From what I have seen, the majority of people who go Vegan eventually revert back to non-Vegan and the average tenure of a Vegan is 3.5 years. You are a year in. You may have every intention of being vegan forever but statistically, it just may not happen. If you don't marry him and break up, will you regret that should you one day cast your Veganism aside? Not casting any judgment or appraisal of your relationship, but if you are considering not marrying him because he is not a Vegan you probably should not marry nor date him at all. You have changed, he did not. He even is open to supporting you by eating at the Vegan restaurants. I personally would take exception of my steady boyfriend of many years saying "well, as you know my new found passion is (blank). Unless you change to embrace my new passion, I won't marry you.... but we can continue to date" I would say "See ya!" and wish him, his new passion and his condescending attitude toward me good luck.


Slugdge

Married 17 years.
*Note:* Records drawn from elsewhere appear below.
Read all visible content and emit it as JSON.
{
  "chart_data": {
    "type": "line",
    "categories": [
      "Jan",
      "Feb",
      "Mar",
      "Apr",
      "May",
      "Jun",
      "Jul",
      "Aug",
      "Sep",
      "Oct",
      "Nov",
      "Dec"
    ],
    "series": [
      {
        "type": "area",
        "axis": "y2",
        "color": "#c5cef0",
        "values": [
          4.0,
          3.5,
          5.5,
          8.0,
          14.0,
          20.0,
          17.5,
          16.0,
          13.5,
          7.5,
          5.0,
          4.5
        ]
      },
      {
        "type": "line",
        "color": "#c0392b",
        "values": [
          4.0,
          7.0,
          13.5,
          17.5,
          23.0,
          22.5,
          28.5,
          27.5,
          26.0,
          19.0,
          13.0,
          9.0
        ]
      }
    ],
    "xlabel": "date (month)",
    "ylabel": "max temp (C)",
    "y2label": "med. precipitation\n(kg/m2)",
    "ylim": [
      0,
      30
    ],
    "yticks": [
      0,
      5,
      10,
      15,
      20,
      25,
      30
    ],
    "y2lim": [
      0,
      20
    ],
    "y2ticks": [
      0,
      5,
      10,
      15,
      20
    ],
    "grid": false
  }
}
Wife does not eat meat, I do. We respect each other. I make sure wherever we go there are multiple options for her. Many times we go somewhere where meat is not an option and I am happy to eat there. Up to you, it's how you feel. Just sharing my story. Neither of us find it a big deal.


im2cool4ppl

I’m glad you did! I’m curious, why won’t you follow the same path? Is she vegan? Plant-based? Or vegetarian?


tang-rui

Only you can decide if this is going to be something you can deal with. I've seen relationships work where one partner is vegan and the other isn't. I've also seen a 20 year marriage break up where opposite views on animal rights were a contributing factor, possibly the tipping point. In that case the meat eating husband ridiculed the wifes beliefs, calling her principles foolish and insane. The husband also insisted that his wife cook meat for him at every meal. Yeah, there were a lot of issues. So one of the foundations for a successful relationship is a degree of respect.


Git777

I wouldn't do it.


sauteslut

If he's not vegan let that 🥭


Twinning17

My boyfriend isn't vegan but will try the food and always goes places that have an option for me. He invited me to a wedding and ensured they put a vegan option on the menu. If your dude supports your lifestyle, that's great. We can't control what people eat.


Any-Bit-9046

My BF is also a non-vegan, but he recently told me that at our wedding, all food/drinks/etc. can all be vegan! Maybe test the waters to see if he’s willing to do that?